Just use this function to make sure that all special characters are quoted and treated as literal character in regex:
function escapeRegex(input) {
return input.replace(/[[\](){}?*+^$\\.|]/g, '\\$&');
}
The function expect a String as input and output a String with all the special characters escaped. This is meant to create a String that can be fed to the RegExp
constructor to create a regex that matches the original string. Regarding whether the output of this method can be concatenated safely, check my additional note below.
List of all special characters in JS regex on MDN.
Nothing much to say about these ^
, $
, .
, |
, *
, ?
, +
.
This also effectively disable the special meaning of ^
inside []
if the first character, and ?
inside ()
if the first character.
The same for ?
and the lazy matching behavior when it follows a quantifier.
-
is only meaningful inside []
- but not any more when [
, ]
are escaped.
There might be problem if the template string is "[" + input + "]"
. I don't emulate the behavior of \Q
and \E
inside character class here, but you can add -
to the regex in the function above if you want to.
\
followed by some special sequence will lose its meaning when \
is escaped.
On a related note, the case that my method above fails is when the template string is "\\" + input
. However, I would say the fault lies on whoever wrote the template string, since this is total non-sense.
:
, =
, !
are only meaningful inside ()
(for non-capturing group and look-ahead) and must follow after ?
, but also lost its meaning when (
and )
are escaped. The ?
is already escaped so it poses no problem when the escaped string is inserted in between ()
.
Without escaping those, the method above fails when the template string is "(?" + input + ")"

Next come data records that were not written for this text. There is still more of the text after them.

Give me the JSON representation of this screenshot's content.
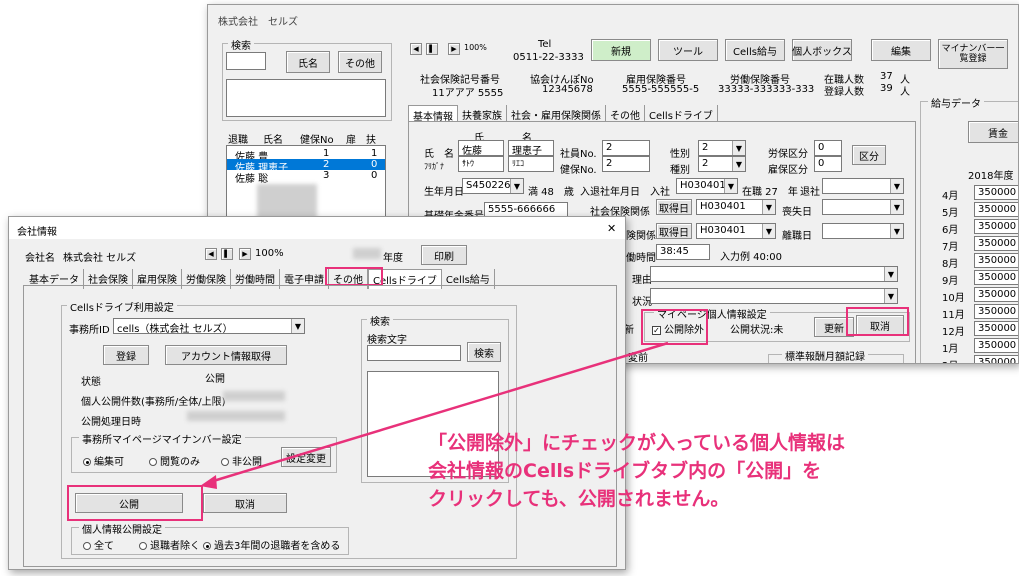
{
  "main_window": {
    "title": "株式会社　セルズ",
    "search": {
      "label": "検索",
      "name_button": "氏名",
      "other_button": "その他"
    },
    "nav": {
      "prev": "◀",
      "pause": "▌",
      "next": "▶",
      "zoom": "100%"
    },
    "tel": {
      "label": "Tel",
      "value": "0511-22-3333"
    },
    "buttons": {
      "new": "新規",
      "tool": "ツール",
      "cells_salary": "Cells給与",
      "personal_box": "個人ボックス",
      "edit": "編集",
      "mynumber": "マイナンバー一覧登録",
      "division": "区分",
      "update": "更新",
      "cancel": "取消"
    },
    "insurance": {
      "social_label": "社会保険記号番号",
      "social_value": "11アアア 5555",
      "kyokai_label": "協会けんぽNo",
      "kyokai_value": "12345678",
      "employment_label": "雇用保険番号",
      "employment_value": "5555-555555-5",
      "labor_label": "労働保険番号",
      "labor_value": "33333-333333-333"
    },
    "counts": {
      "current_label": "在職人数",
      "current_value": "37",
      "current_unit": "人",
      "registered_label": "登録人数",
      "registered_value": "39",
      "registered_unit": "人"
    },
    "list": {
      "headers": [
        "退職",
        "氏名",
        "健保No",
        "扉",
        "扶"
      ],
      "rows": [
        {
          "name": "佐藤 豊",
          "no": "1",
          "c": "1"
        },
        {
          "name": "佐藤 理恵子",
          "no": "2",
          "c": "0"
        },
        {
          "name": "佐藤 聡",
          "no": "3",
          "c": "0"
        }
      ]
    },
    "tabs": [
      "基本情報",
      "扶養家族",
      "社会・雇用保険関係",
      "その他",
      "Cellsドライブ"
    ],
    "form": {
      "col_sei": "氏",
      "col_mei": "名",
      "name_label": "氏　名",
      "sei": "佐藤",
      "mei": "理恵子",
      "furigana_label": "ﾌﾘｶﾞﾅ",
      "furi_sei": "ｻﾄｳ",
      "furi_mei": "ﾘｴｺ",
      "emp_no_label": "社員No.",
      "emp_no": "2",
      "health_no_label": "健保No.",
      "health_no": "2",
      "gender_label": "性別",
      "gender": "2",
      "type_label": "種別",
      "type": "2",
      "labor_div_label": "労保区分",
      "labor_div": "0",
      "emp_div_label": "雇保区分",
      "emp_div": "0",
      "birth_label": "生年月日",
      "birth": "S450226",
      "age_text": "満 48　歳",
      "hire_label": "入退社年月日　入社",
      "hire": "H030401",
      "tenure_text": "在職 27　年",
      "retire_label": "退社",
      "pension_label": "基礎年金番号",
      "pension": "5555-666666",
      "social_rel_label": "社会保険関係",
      "acquire1": "取得日",
      "acquire1_date": "H030401",
      "lose": "喪失日",
      "emp_rel_label": "険関係",
      "acquire2": "取得日",
      "acquire2_date": "H030401",
      "leave": "離職日",
      "work_time_label": "働時間",
      "work_time": "38:45",
      "example_text": "入力例  40:00",
      "reason_label": "理由",
      "status_label": "状況",
      "mypage_group": "マイページ個人情報設定",
      "exclude_public": "公開除外",
      "public_status": "公開状況:未",
      "new_suffix": "新",
      "prev_label": "変前",
      "standard_label": "標準報酬月額記録"
    },
    "salary": {
      "title": "給与データ",
      "wage_button": "賃金",
      "year": "2018年度",
      "months": [
        "4月",
        "5月",
        "6月",
        "7月",
        "8月",
        "9月",
        "10月",
        "11月",
        "12月",
        "1月",
        "2月"
      ],
      "amount": "350000"
    }
  },
  "company_window": {
    "title": "会社情報",
    "company_label": "会社名",
    "company_name": "株式会社 セルズ",
    "nav": {
      "prev": "◀",
      "pause": "▌",
      "next": "▶",
      "zoom": "100%"
    },
    "fiscal_label": "年度",
    "print_button": "印刷",
    "tabs": [
      "基本データ",
      "社会保険",
      "雇用保険",
      "労働保険",
      "労働時間",
      "電子申請",
      "その他",
      "Cellsドライブ",
      "Cells給与"
    ],
    "active_tab": "Cellsドライブ",
    "settings_group": "Cellsドライブ利用設定",
    "office_id_label": "事務所ID",
    "office_id": "cells（株式会社 セルズ）",
    "register_button": "登録",
    "account_button": "アカウント情報取得",
    "state_label": "状態",
    "state_value": "公開",
    "count_label": "個人公開件数(事務所/全体/上限)",
    "processed_label": "公開処理日時",
    "search_group": "検索",
    "search_text_label": "検索文字",
    "search_button": "検索",
    "mypage_group": "事務所マイページマイナンバー設定",
    "radio_edit": "編集可",
    "radio_view": "閲覧のみ",
    "radio_private": "非公開",
    "change_button": "設定変更",
    "publish_button": "公開",
    "cancel_button": "取消",
    "personal_group": "個人情報公開設定",
    "radio_all": "全て",
    "radio_exclude_retired": "退職者除く",
    "radio_past3": "過去3年間の退職者を含める",
    "close": "✕"
  },
  "annotation": {
    "line1": "「公開除外」にチェックが入っている個人情報は",
    "line2": "会社情報のCellsドライブタブ内の「公開」を",
    "line3": "クリックしても、公開されません。",
    "color": "#e8317a"
  }
}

. I again blame whoever who write this, since they are the one allowing the injection.
,
is only meaningful inside {}
, but lost its meaning when {
and }
are escaped.
The case the escaping fails is when you have the template string (e.g. to match a initializer) "\\w+ = {" + input + "}"
, but normally, one will escape {
and }
in the template string if the intention is to match them as literal characters.
There is also the case of repetition, but then, the template string should be ".{" + start + "," + end + "}
, and the input must be sanitized first.
In summary, the meta-characters in the template string must be properly escaped for any escaping function to work. If the escaped string is to be used in a character class, add -
to the character class.